詩吟の歴史

詩吟はいつ、どのようにして始まったのでしょうか。詩吟の起源からひも解いていきます。
詩吟の起源
詩吟のはじまりは、江戸時代後期です。私塾や藩校で、漢学の勉強や精神修養のため、漢詩の素読(朗読)に素朴な節をつけて、吟じられるようになりました。
特に、教育者の広瀬淡窓が私塾「桂林荘(咸宜園)」の塾生に歌わせた吟法(節回し・節調)が、口伝によって各藩に伝えられ、全国へ波及していったと言われています。
幕末の詩吟
詩吟が大いに盛り上がるのは幕末でした。時事を憂い、自らを励ますために、幕末の志士たちによって悲憤慷慨の漢詩が作詞され、吟じられました。
彼らは詩吟をして心魂錬磨・士気高揚を図り、それが明治維新の原動力の一翼を担ったとも言われています。
吉田松陰の辞世の詩、高杉晋作らの漢詩は現在も詩吟として吟じられています。久坂玄瑞は美声で詩吟が上手だったそうです。
詩吟の盛衰
明治期
明治初期は、政界をはじめてとして一般にも詩吟は愛好され、琵琶にも詩吟が取り入れられました。一方で、自ら詩を作る人は次第に少なくなっていきました。
大正期
大正期は琵琶が盛んになり、反対に詩吟は衰退していきました。当時の傾向として、流行歌などの西洋音楽に対抗して、詩吟を音楽的に純化しようとする試みが始められました。
木村岳風(日本詩吟学院の祖)らによって、詩吟の音楽化、洗練化への模索が行われ、現代の詩吟の原型が作られた時期でした。
昭和初期
昭和初期〜戦中は、政府が国民精神の作興に力を入れ、国威高揚のものとして軍や学校の中に詩吟が広められていきました。
そして吟調は雄渾(雄々しく勢いがあり力強くよどみない)となり、技巧化、大衆化へ向けて進んで行きました。
戦後
戦後は、GHQにより軍国調として一旦排斥されました。しかし、政治家や多くの賢人の努力によって、詩吟は古今の名詩を味わう日本の伝統芸能として復活します。
昭和21年、初めてラジオ放送が許され、昭和23年には詩吟大会が開催されました。
昭和27年頃からは、本格的な全国組織が作られるようになります。昭和50年代には全国200以上の流派、400万人以上の詩吟愛好家がいると言われるほどまで盛んになりました。

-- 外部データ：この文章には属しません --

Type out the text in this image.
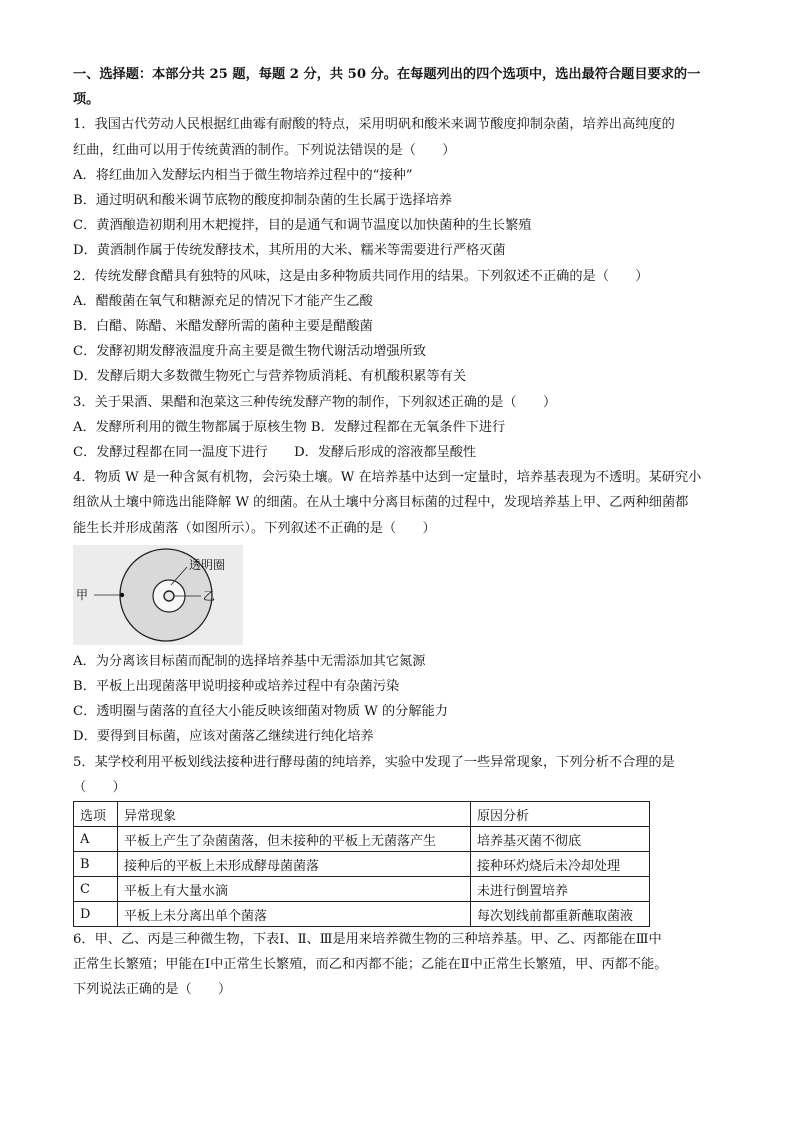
一、选择题：本部分共 25 题，每题 2 分，共 50 分。在每题列出的四个选项中，选出最符合题目要求的一
项。
1．我国古代劳动人民根据红曲霉有耐酸的特点，采用明矾和酸米来调节酸度抑制杂菌，培养出高纯度的
红曲，红曲可以用于传统黄酒的制作。下列说法错误的是（　　）
A．将红曲加入发酵坛内相当于微生物培养过程中的“接种”
B．通过明矾和酸米调节底物的酸度抑制杂菌的生长属于选择培养
C．黄酒酿造初期利用木耙搅拌，目的是通气和调节温度以加快菌种的生长繁殖
D．黄酒制作属于传统发酵技术，其所用的大米、糯米等需要进行严格灭菌
2．传统发酵食醋具有独特的风味，这是由多种物质共同作用的结果。下列叙述不正确的是（　　）
A．醋酸菌在氧气和糖源充足的情况下才能产生乙酸
B．白醋、陈醋、米醋发酵所需的菌种主要是醋酸菌
C．发酵初期发酵液温度升高主要是微生物代谢活动增强所致
D．发酵后期大多数微生物死亡与营养物质消耗、有机酸积累等有关
3．关于果酒、果醋和泡菜这三种传统发酵产物的制作，下列叙述正确的是（　　）
A．发酵所利用的微生物都属于原核生物 B．发酵过程都在无氧条件下进行
C．发酵过程都在同一温度下进行　　D．发酵后形成的溶液都呈酸性
4．物质 W 是一种含氮有机物，会污染土壤。W 在培养基中达到一定量时，培养基表现为不透明。某研究小
组欲从土壤中筛选出能降解 W 的细菌。在从土壤中分离目标菌的过程中，发现培养基上甲、乙两种细菌都
能生长并形成菌落（如图所示）。下列叙述不正确的是（　　）
透明圈
甲	乙
A．为分离该目标菌而配制的选择培养基中无需添加其它氮源
B．平板上出现菌落甲说明接种或培养过程中有杂菌污染
C．透明圈与菌落的直径大小能反映该细菌对物质 W 的分解能力
D．要得到目标菌，应该对菌落乙继续进行纯化培养
5．某学校利用平板划线法接种进行酵母菌的纯培养，实验中发现了一些异常现象，下列分析不合理的是
（　　）
选项	异常现象	原因分析
A	平板上产生了杂菌菌落，但未接种的平板上无菌落产生	培养基灭菌不彻底
B	接种后的平板上未形成酵母菌菌落	接种环灼烧后未冷却处理
C	平板上有大量水滴	未进行倒置培养
D	平板上未分离出单个菌落	每次划线前都重新蘸取菌液
6．甲、乙、丙是三种微生物，下表Ⅰ、Ⅱ、Ⅲ是用来培养微生物的三种培养基。甲、乙、丙都能在Ⅲ中
正常生长繁殖；甲能在Ⅰ中正常生长繁殖，而乙和丙都不能；乙能在Ⅱ中正常生长繁殖，甲、丙都不能。
下列说法正确的是（　　）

詩吟レコードの発売やコンクールも開催され、言葉のアクセントや伴奏との調和など、音楽性が重視されるようになりました。
昭和末期〜平成
昭和の終わりから平成にかけては、カラオケの台頭や高齢化などにより詩吟人口は減少していきます。
その一方で、書道吟、茶道吟、華道吟、空手吟、構成吟など、様々なスタイルの詩吟も行われていきました。
現在の詩吟
新たな日本ブームやインターネットの普及により、詩吟が若い世代に知られる機会が増えてくるようになりました。
現在は、手軽に楽しめる和の習い事として、幅広い世代に親しまれています。